San Agustín distingue entre el cuerpo mortal de la vida presente y el cuerpo resucitado, que ya no tendrá siquiera la posibilidad de morir. La resurrección no proporciona simplemente una prolongación indefinida de la vida biológica, sino una existencia completamente liberada de la mortalidad.
Gloria
El cuerpo resucitado participará de la gloria de Cristo. La gloria no consiste únicamente en una apariencia luminosa, aunque la tradición cristiana emplee imágenes de luz para expresarla. Designa la plena manifestación de la vida divina en la criatura y la perfecta armonía de la persona con Dios.
San Pablo contrapone el cuerpo sembrado en deshonra al cuerpo resucitado en gloria. La vergüenza, la degradación y las consecuencias del pecado no tendrán la última palabra sobre el ser humano redimido.
Poder
El cuerpo glorioso será resucitado en poder, frente a la debilidad que caracteriza actualmente al cuerpo humano. La enfermedad, el cansancio, la fragilidad y la limitación corporal pertenecen a la condición presente; la vida futura manifestará la fuerza plena que Dios concede a la persona resucitada.
Este poder no significa autonomía absoluta ni divinización de la criatura. La persona glorificada continúa dependiendo de Dios como criatura, pero participa de una vida que ya no encuentra resistencia en la corrupción ni en la muerte.
Plena obediencia del cuerpo al alma
Santo Tomás enseña que el cuerpo glorioso estará totalmente ordenado al alma. En la condición actual, la enfermedad, el cansancio, las pasiones desordenadas y la debilidad corporal pueden dificultar el ejercicio de las facultades humanas. En la resurrección, el cuerpo no obstaculizará la contemplación ni la libertad de la persona, sino que cooperará plenamente con ellas.

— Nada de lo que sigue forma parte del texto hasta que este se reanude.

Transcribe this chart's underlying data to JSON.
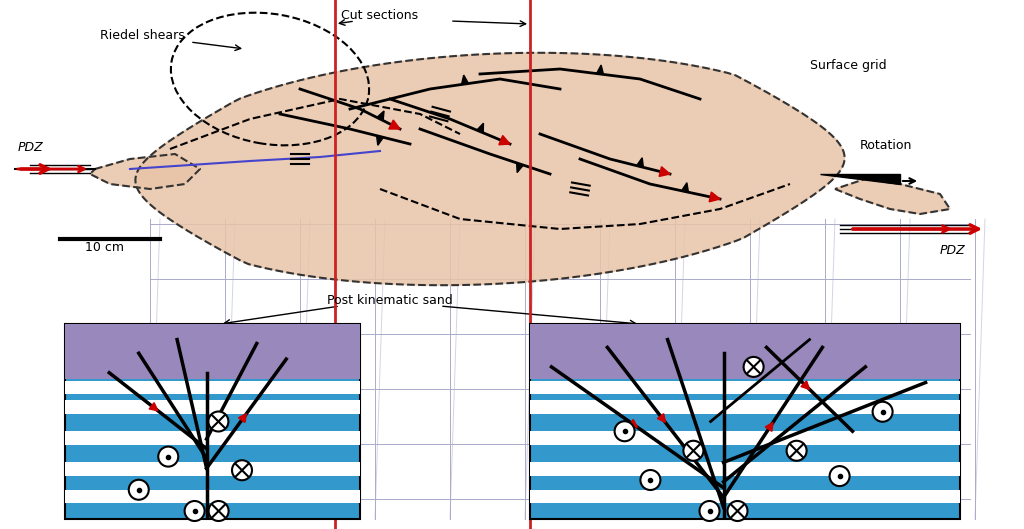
{
  "bg_color": "#ffffff",
  "popup_fill": "#e8c4a8",
  "popup_edge": "#333333",
  "grid_color": "#aaaacc",
  "red_line_color": "#cc2222",
  "blue_line_color": "#4444cc",
  "arrow_red": "#cc0000",
  "arrow_black": "#111111",
  "cross_bg_blue": "#3399cc",
  "cross_bg_purple": "#9988bb",
  "cross_white": "#ffffff",
  "label_fontsize": 9,
  "title_text": "",
  "pdz_label": "PDZ",
  "riedel_label": "Riedel shears",
  "cut_label": "Cut sections",
  "grid_label": "Surface grid",
  "rotation_label": "Rotation",
  "scale_label": "10 cm",
  "postkin_label": "Post kinematic sand"
}
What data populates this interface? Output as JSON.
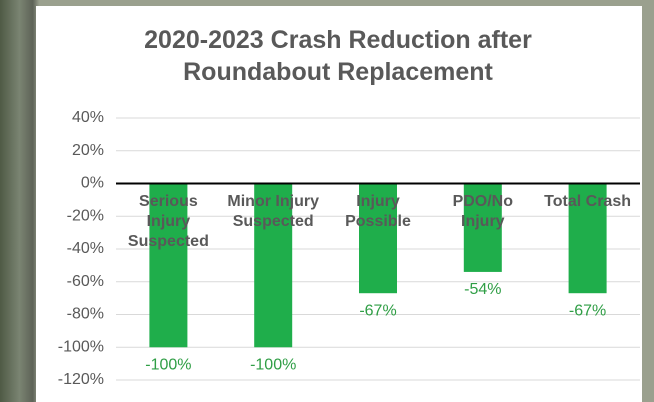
{
  "chart_data": {
    "type": "bar",
    "title": "2020-2023 Crash Reduction after Roundabout Replacement",
    "categories": [
      "Serious Injury Suspected",
      "Minor Injury Suspected",
      "Injury Possible",
      "PDO/No Injury",
      "Total Crash"
    ],
    "values": [
      -100,
      -100,
      -67,
      -54,
      -67
    ],
    "value_labels": [
      "-100%",
      "-100%",
      "-67%",
      "-54%",
      "-67%"
    ],
    "color": "#1fae4b",
    "ylim": [
      -120,
      40
    ],
    "yticks": [
      {
        "value": 40,
        "label": "40%"
      },
      {
        "value": 20,
        "label": "20%"
      },
      {
        "value": 0,
        "label": "0%"
      },
      {
        "value": -20,
        "label": "-20%"
      },
      {
        "value": -40,
        "label": "-40%"
      },
      {
        "value": -60,
        "label": "-60%"
      },
      {
        "value": -80,
        "label": "-80%"
      },
      {
        "value": -100,
        "label": "-100%"
      },
      {
        "value": -120,
        "label": "-120%"
      }
    ],
    "grid": true
  }
}
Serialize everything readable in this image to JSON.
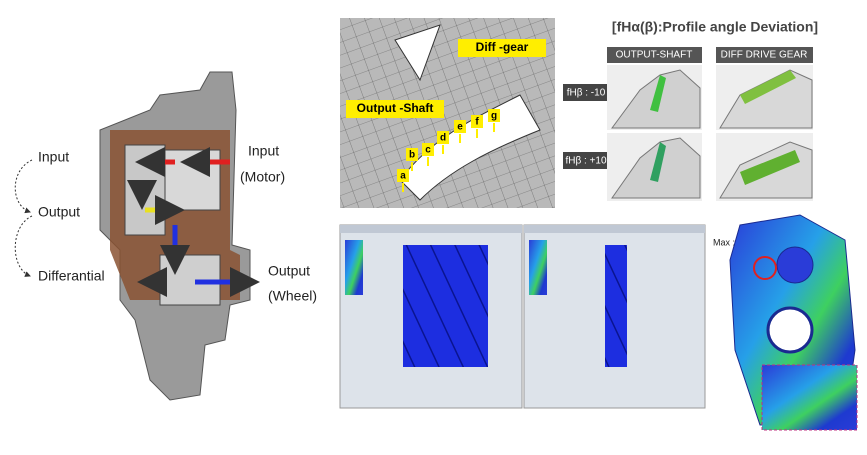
{
  "flow": {
    "input": "Input",
    "output": "Output",
    "differential": "Differantial"
  },
  "gearbox": {
    "input": "Input",
    "input_sub": "(Motor)",
    "output": "Output",
    "output_sub": "(Wheel)"
  },
  "mesh": {
    "diff_gear": "Diff -gear",
    "output_shaft": "Output -Shaft",
    "points": [
      "a",
      "b",
      "c",
      "d",
      "e",
      "f",
      "g"
    ]
  },
  "profile": {
    "title": "[fHα(β):Profile angle Deviation]",
    "columns": [
      "OUTPUT-SHAFT",
      "DIFF DRIVE GEAR"
    ],
    "rows": [
      "fHβ : -10",
      "fHβ : +10"
    ]
  },
  "contour": {
    "max_label": "Max :"
  }
}
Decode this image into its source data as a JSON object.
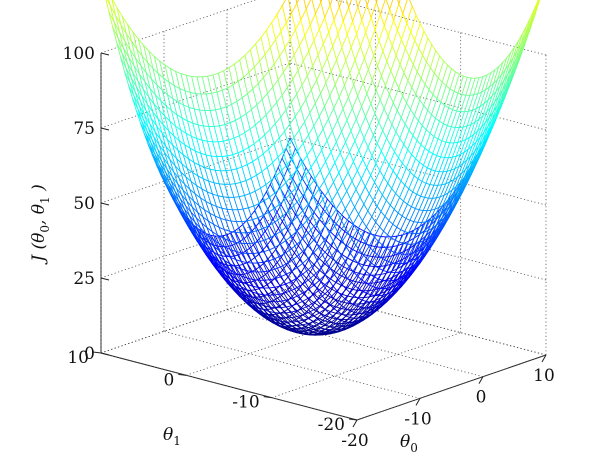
{
  "chart_data": {
    "type": "surface-mesh",
    "function": "J(theta0, theta1) = (theta0^2 + theta1^2) / 4",
    "zlabel": "J (θ0, θ1)",
    "xlabel": "θ0",
    "ylabel": "θ1",
    "x": {
      "symbol": "θ",
      "sub": "0",
      "range": [
        -20,
        10
      ],
      "ticks": [
        -20,
        -10,
        0,
        10
      ],
      "tick_labels": [
        "-20",
        "-10",
        "0",
        "10"
      ]
    },
    "y": {
      "symbol": "θ",
      "sub": "1",
      "range": [
        -20,
        10
      ],
      "ticks": [
        -20,
        -10,
        0,
        10
      ],
      "tick_labels": [
        "-20",
        "-10",
        "0",
        "10"
      ]
    },
    "z": {
      "range": [
        0,
        100
      ],
      "ticks": [
        0,
        25,
        50,
        75,
        100
      ],
      "tick_labels": [
        "0",
        "25",
        "50",
        "75",
        "100"
      ]
    },
    "colormap": "jet",
    "grid": true,
    "mesh_resolution": 48
  },
  "zlabel_parts": {
    "prefix": "J (",
    "t0": "θ",
    "s0": "0",
    "comma": ", ",
    "t1": "θ",
    "s1": "1",
    "suffix": " )"
  }
}
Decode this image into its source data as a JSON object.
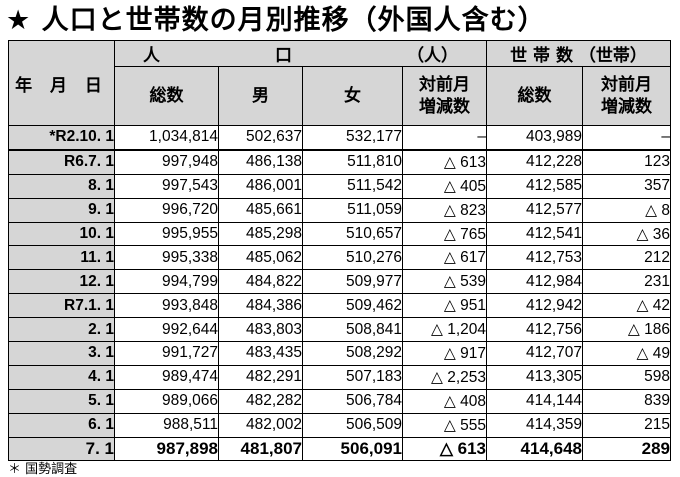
{
  "title": "★ 人口と世帯数の月別推移（外国人含む）",
  "header": {
    "date_label": "年 月 日",
    "population_group": [
      "人",
      "口",
      "（人）"
    ],
    "households_group": "世 帯 数 （世帯）",
    "pop_total": "総数",
    "pop_male": "男",
    "pop_female": "女",
    "pop_change": "対前月\n増減数",
    "hh_total": "総数",
    "hh_change": "対前月\n増減数"
  },
  "rows": [
    {
      "date": "*R2.10. 1",
      "total": "1,034,814",
      "male": "502,637",
      "female": "532,177",
      "change": "–",
      "hh_total": "403,989",
      "hh_change": "–"
    },
    {
      "date": "R6.7. 1",
      "total": "997,948",
      "male": "486,138",
      "female": "511,810",
      "change": "△ 613",
      "hh_total": "412,228",
      "hh_change": "123"
    },
    {
      "date": "8. 1",
      "total": "997,543",
      "male": "486,001",
      "female": "511,542",
      "change": "△ 405",
      "hh_total": "412,585",
      "hh_change": "357"
    },
    {
      "date": "9. 1",
      "total": "996,720",
      "male": "485,661",
      "female": "511,059",
      "change": "△ 823",
      "hh_total": "412,577",
      "hh_change": "△ 8"
    },
    {
      "date": "10. 1",
      "total": "995,955",
      "male": "485,298",
      "female": "510,657",
      "change": "△ 765",
      "hh_total": "412,541",
      "hh_change": "△ 36"
    },
    {
      "date": "11. 1",
      "total": "995,338",
      "male": "485,062",
      "female": "510,276",
      "change": "△ 617",
      "hh_total": "412,753",
      "hh_change": "212"
    },
    {
      "date": "12. 1",
      "total": "994,799",
      "male": "484,822",
      "female": "509,977",
      "change": "△ 539",
      "hh_total": "412,984",
      "hh_change": "231"
    },
    {
      "date": "R7.1. 1",
      "total": "993,848",
      "male": "484,386",
      "female": "509,462",
      "change": "△ 951",
      "hh_total": "412,942",
      "hh_change": "△ 42"
    },
    {
      "date": "2. 1",
      "total": "992,644",
      "male": "483,803",
      "female": "508,841",
      "change": "△ 1,204",
      "hh_total": "412,756",
      "hh_change": "△ 186"
    },
    {
      "date": "3. 1",
      "total": "991,727",
      "male": "483,435",
      "female": "508,292",
      "change": "△ 917",
      "hh_total": "412,707",
      "hh_change": "△ 49"
    },
    {
      "date": "4. 1",
      "total": "989,474",
      "male": "482,291",
      "female": "507,183",
      "change": "△ 2,253",
      "hh_total": "413,305",
      "hh_change": "598"
    },
    {
      "date": "5. 1",
      "total": "989,066",
      "male": "482,282",
      "female": "506,784",
      "change": "△ 408",
      "hh_total": "414,144",
      "hh_change": "839"
    },
    {
      "date": "6. 1",
      "total": "988,511",
      "male": "482,002",
      "female": "506,509",
      "change": "△ 555",
      "hh_total": "414,359",
      "hh_change": "215"
    },
    {
      "date": "7. 1",
      "total": "987,898",
      "male": "481,807",
      "female": "506,091",
      "change": "△ 613",
      "hh_total": "414,648",
      "hh_change": "289"
    }
  ],
  "footnote": "＊ 国勢調査"
}
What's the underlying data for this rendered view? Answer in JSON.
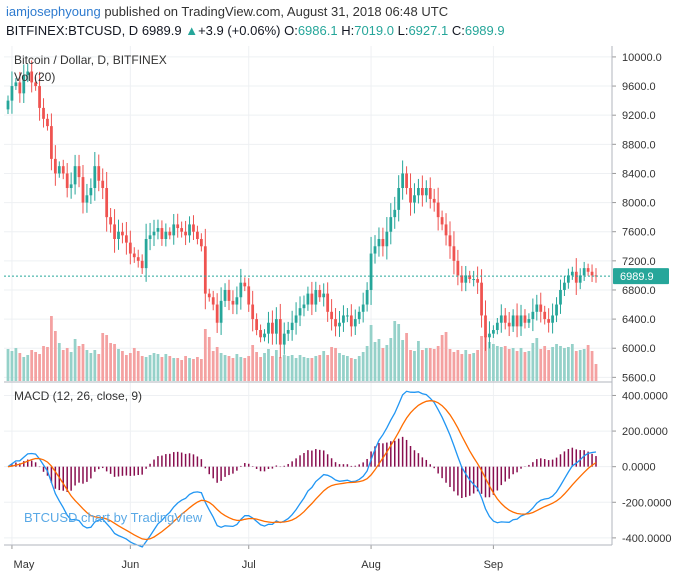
{
  "header": {
    "author": "iamjosephyoung",
    "published_text": "published on TradingView.com, August 31, 2018 06:48 UTC",
    "symbol": "BITFINEX:BTCUSD, D",
    "last": "6989.9",
    "change_arrow": "▲",
    "change": "+3.9 (+0.06%)",
    "o_label": "O:",
    "o_value": "6986.1",
    "h_label": "H:",
    "h_value": "7019.0",
    "l_label": "L:",
    "l_value": "6927.1",
    "c_label": "C:",
    "c_value": "6989.9"
  },
  "chart_data": [
    {
      "type": "candlestick",
      "title": "Bitcoin / Dollar, D, BITFINEX",
      "volume_label": "Vol (20)",
      "ylim": [
        5550,
        10150
      ],
      "y_ticks": [
        "10000.0",
        "9600.0",
        "9200.0",
        "8800.0",
        "8400.0",
        "8000.0",
        "7600.0",
        "7200.0",
        "6800.0",
        "6400.0",
        "6000.0",
        "5600.0"
      ],
      "x_ticks": [
        "May",
        "Jun",
        "Jul",
        "Aug",
        "Sep"
      ],
      "last_price_label": "6989.9",
      "last_price": 6989.9,
      "closes": [
        9400,
        9600,
        9650,
        9500,
        9750,
        9800,
        9650,
        9600,
        9300,
        9150,
        9050,
        8600,
        8400,
        8500,
        8400,
        8200,
        8250,
        8500,
        8350,
        8000,
        8100,
        8200,
        8500,
        8300,
        8200,
        7800,
        7700,
        7500,
        7600,
        7550,
        7450,
        7300,
        7250,
        7200,
        7100,
        7500,
        7550,
        7600,
        7650,
        7500,
        7600,
        7550,
        7700,
        7650,
        7600,
        7550,
        7700,
        7600,
        7500,
        7400,
        6750,
        6700,
        6600,
        6350,
        6650,
        6800,
        6650,
        6600,
        6700,
        6900,
        6850,
        6600,
        6400,
        6250,
        6150,
        6200,
        6350,
        6200,
        6400,
        6050,
        6200,
        6250,
        6350,
        6450,
        6550,
        6600,
        6750,
        6600,
        6800,
        6700,
        6750,
        6500,
        6400,
        6300,
        6350,
        6450,
        6450,
        6300,
        6400,
        6500,
        6600,
        6800,
        7300,
        7400,
        7500,
        7400,
        7600,
        7800,
        7900,
        8200,
        8400,
        8200,
        8000,
        8100,
        8200,
        8100,
        8200,
        8050,
        8000,
        7800,
        7700,
        7550,
        7400,
        7200,
        7000,
        6900,
        7000,
        6950,
        6950,
        6900,
        6450,
        6150,
        6200,
        6250,
        6350,
        6450,
        6350,
        6300,
        6450,
        6300,
        6450,
        6350,
        6400,
        6500,
        6600,
        6500,
        6400,
        6350,
        6450,
        6600,
        6800,
        6900,
        7000,
        7050,
        6900,
        7000,
        7100,
        7050,
        7000,
        6990
      ],
      "volumes": [
        3200,
        3000,
        3300,
        2800,
        2400,
        2600,
        3100,
        2900,
        2700,
        3500,
        3400,
        6500,
        5000,
        3800,
        3100,
        3300,
        2900,
        4200,
        3500,
        3700,
        3100,
        2800,
        3100,
        2700,
        4800,
        4600,
        3800,
        3700,
        3200,
        3000,
        2600,
        2800,
        3300,
        3000,
        2500,
        2400,
        2600,
        2800,
        2700,
        2400,
        2700,
        2500,
        2300,
        2300,
        2100,
        2500,
        2300,
        2200,
        2400,
        2200,
        5200,
        4400,
        3000,
        3400,
        2800,
        2600,
        2500,
        2300,
        2700,
        2400,
        2300,
        2500,
        3600,
        2900,
        2400,
        2800,
        3200,
        2500,
        3100,
        2400,
        2600,
        2500,
        2600,
        2300,
        2600,
        2400,
        2300,
        2300,
        2500,
        2600,
        3000,
        2600,
        3400,
        3300,
        2800,
        2600,
        2500,
        2300,
        2200,
        2500,
        2900,
        3500,
        5600,
        3900,
        4200,
        3300,
        3600,
        4300,
        6000,
        5700,
        4100,
        4800,
        3100,
        3000,
        4000,
        3100,
        3300,
        3300,
        3200,
        3500,
        4600,
        4900,
        3200,
        2900,
        3100,
        2700,
        3100,
        2700,
        2800,
        3100,
        4500,
        4500,
        3900,
        3700,
        3500,
        3400,
        3500,
        3200,
        3300,
        3000,
        3300,
        2900,
        3000,
        3800,
        4300,
        3200,
        3500,
        3100,
        3400,
        3700,
        3500,
        3300,
        3400,
        3700,
        3000,
        3100,
        3200,
        3600,
        3000,
        1700
      ],
      "series": [
        {
          "name": "MACD",
          "color": "#2196f3"
        },
        {
          "name": "Signal",
          "color": "#ff6d00"
        },
        {
          "name": "Histogram",
          "color": "#880e4f"
        }
      ]
    },
    {
      "type": "line",
      "title": "MACD (12, 26, close, 9)",
      "ylim": [
        -440,
        470
      ],
      "y_ticks": [
        "400.0000",
        "200.0000",
        "0.0000",
        "-200.0000",
        "-400.0000"
      ]
    }
  ],
  "watermark": "BTCUSD chart by TradingView",
  "colors": {
    "up": "#26a69a",
    "down": "#ef5350",
    "vol_up": "#95d1c9",
    "vol_down": "#f4a1a1",
    "macd": "#2196f3",
    "signal": "#ff6d00",
    "hist": "#880e4f",
    "price_line": "#26a69a"
  }
}
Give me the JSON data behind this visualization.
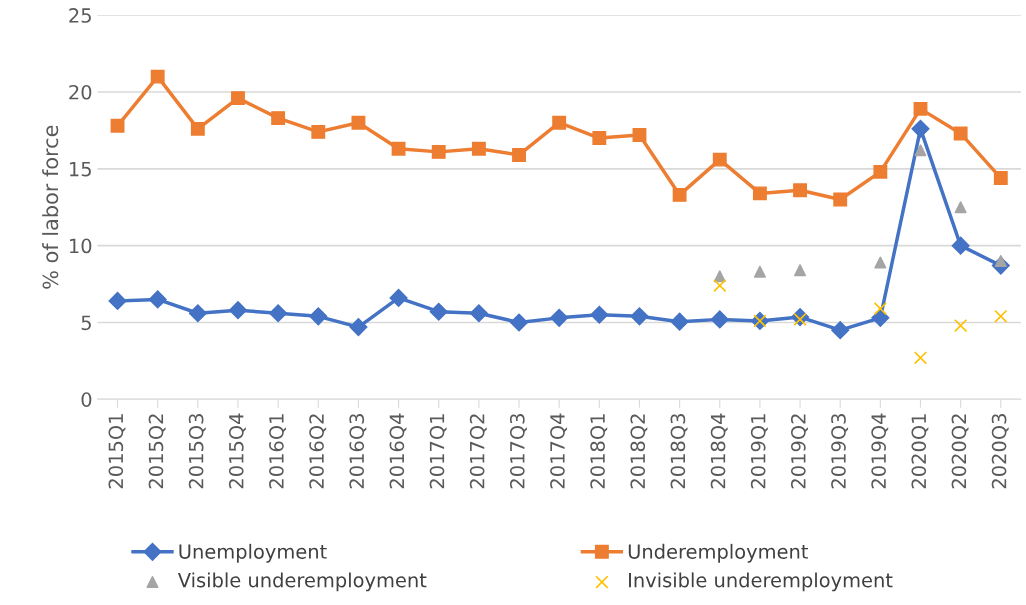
{
  "chart_data": {
    "type": "line",
    "ylabel": "% of labor force",
    "categories": [
      "2015Q1",
      "2015Q2",
      "2015Q3",
      "2015Q4",
      "2016Q1",
      "2016Q2",
      "2016Q3",
      "2016Q4",
      "2017Q1",
      "2017Q2",
      "2017Q3",
      "2017Q4",
      "2018Q1",
      "2018Q2",
      "2018Q3",
      "2018Q4",
      "2019Q1",
      "2019Q2",
      "2019Q3",
      "2019Q4",
      "2020Q1",
      "2020Q2",
      "2020Q3"
    ],
    "series": [
      {
        "name": "Unemployment",
        "marker": "diamond",
        "color": "#4472c4",
        "values": [
          6.4,
          6.5,
          5.6,
          5.8,
          5.6,
          5.4,
          4.7,
          6.6,
          5.7,
          5.6,
          5.0,
          5.3,
          5.5,
          5.4,
          5.05,
          5.2,
          5.1,
          5.35,
          4.5,
          5.3,
          17.6,
          10.0,
          8.7
        ]
      },
      {
        "name": "Underemployment",
        "marker": "square",
        "color": "#ed7d31",
        "values": [
          17.8,
          21.0,
          17.6,
          19.6,
          18.3,
          17.4,
          18.0,
          16.3,
          16.1,
          16.3,
          15.9,
          18.0,
          17.0,
          17.2,
          13.3,
          15.6,
          13.4,
          13.6,
          13.0,
          14.8,
          18.9,
          17.3,
          14.4
        ]
      },
      {
        "name": "Visible underemployment",
        "type": "scatter",
        "marker": "triangle",
        "color": "#a5a5a5",
        "values": [
          null,
          null,
          null,
          null,
          null,
          null,
          null,
          null,
          null,
          null,
          null,
          null,
          null,
          null,
          null,
          8.0,
          8.3,
          8.4,
          null,
          8.9,
          16.2,
          12.5,
          9.0
        ]
      },
      {
        "name": "Invisible underemployment",
        "type": "scatter",
        "marker": "cross",
        "color": "#ffc000",
        "values": [
          null,
          null,
          null,
          null,
          null,
          null,
          null,
          null,
          null,
          null,
          null,
          null,
          null,
          null,
          null,
          7.4,
          5.1,
          5.2,
          null,
          5.9,
          2.7,
          4.8,
          5.4
        ]
      }
    ],
    "ylim": [
      0,
      25
    ],
    "yticks": [
      0,
      5,
      10,
      15,
      20,
      25
    ],
    "grid": "y",
    "legend": "bottom"
  }
}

La obediencia del cuerpo al alma no implica desprecio por la corporalidad. Al contrario, manifiesta la integración perfecta de todas las dimensiones humanas. El cuerpo no será un instrumento sometido de forma violenta, sino un cuerpo plenamente armonizado con la verdad y el bien de la persona.
Identidad y continuidad
El cuerpo glorioso conservará la identidad de la persona que murió. La resurrección no producirá un individuo nuevo, sino que devolverá la vida a la misma persona. Santo Tomás fundamenta esta continuidad en la permanencia del alma racional y en su unión con el cuerpo propio.
La identidad no excluye la transformación. El cuerpo resucitado será el mismo cuerpo en cuanto pertenece a la misma persona, pero alcanzará un estado que supera completamente su condición actual. La continuidad garantiza la identidad; la transformación manifiesta la gloria.